MapReduce Framework - How Does It Work?

A four part  Big Data Series:

Part 1: Big Data, GFS and MapReduce – Google’s Historic Contributions
Part 2: Hadoop - The Open Source Approach To Big Data Processing You Ought To Know
Part 3: MapReduce - The Big Data Crunching Framework
Part 4: MapReduce Framework - How Does It Work?

We understand that MapReduce eats up the Big Data behemoth one bite at a time- but how does it really take those bites?

To further help explain the working of MapReduce and HDFS, we take an illustrative example problem in which we need to count the number of occurrences of words in a given input set. Let the two input text files be:

File 1:  it was a moonless night.
File 2: the night was cold.

Since we have to count the occurrences of each word, the two files can be processed independently.  The job, therefore, divides the word count problem into two smaller chunks viz., file 1 and file 2. 

File 1 goes to map 1 and file 2 goes to map 2.  Map1 and map2 executes in parallel.

Map 1 gives the intermediate output as:

It              1
Was           1
A               1
Moonless   1
Night         1

Map 2 gives the intermediate record as:

The              1
Night            1
Was              1
Cold              1

These intermediate records are then processed by the reduce task.

** The final output produced by reduce task is as:**

It                1    
Was                2
A                  1
Moonless          1
Night              2
The                1
Cold              1

Now imagine, that we have a 1000 page book, each page can be treated as a file so that we have file 1, file 2  ….. file 1000.

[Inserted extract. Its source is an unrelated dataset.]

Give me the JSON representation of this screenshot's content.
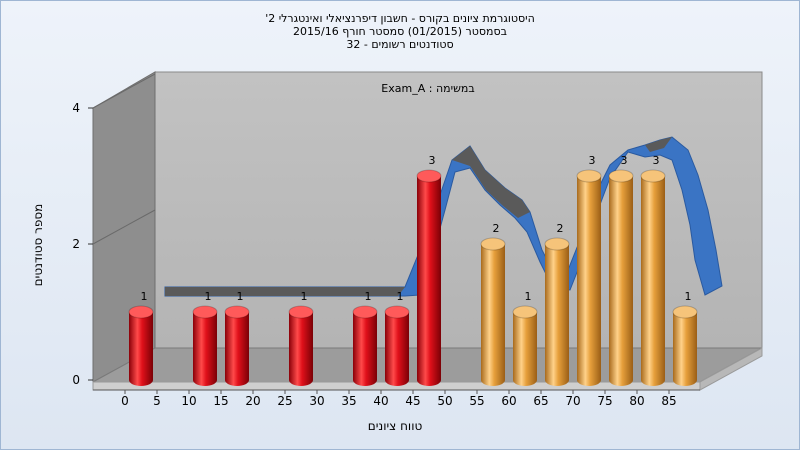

These 1000 files are processed in parallel by the map function, generating a thousand record of (key, value) pairs that is (word, number of occurrences) pairs.  

The 1000 records produced by the map function are intermediate records.  They are processed further by the reduce function which combines these 1000 intermediate records and produce the final output comprising of all the words as keys and number of occurrences as the value.

If one can treat a single line as a file and if each of the 1000 pages has 20 lines, in total we will be having 20000 lines and therefore 20000 parallel tasks will be generated by the job.  These 20000 tasks can then be processed in parallel by 20000 map functions running on 20000 nodes (CPUs) on a Hadoop cluster giving out 20000 intermediate records which are then reduced giving us the final output as before.

(By the way, that will be quite an underutilized bunch of CPUs, but for simplicity sake, let’s be happy with that at this point)

In this case, however, the processing time will be much smaller as each map task is limited to a single line of text only, and can therefore be processed in, say, 0.1 second.  If the reducer takes another another 1.9 seconds, the CPU processing will be completed in just about 2 seconds, ignoring the overheads involved.

That is the power and Beauty of Hadoop - doing huge jobs at mind blowing speeds on economical, commodity machines, usually running free Linux at the web scale!

Today, Hadoop has become a foundational technology.  A number of new projects at Apache Software Foundation have spawned out of Apache Hadoop- these include YARN, Apache HCatalog, Apache Ambari, Apache Hive (courtesy Facebook), Apache HBase (courtesy Powerset- a small startup), Apache Pig (courtesy Yahoo), besides many others. Hadoop is going strong and it’s eco-system is healthy, upbeat and thriving.

A child’s stuffed toy elephant called Hadoop, a spark of genius from his father, Doug Cutting, tons of human perspiration and the tsunami of Big Data is tamed-salute to the team spirit and the human courage.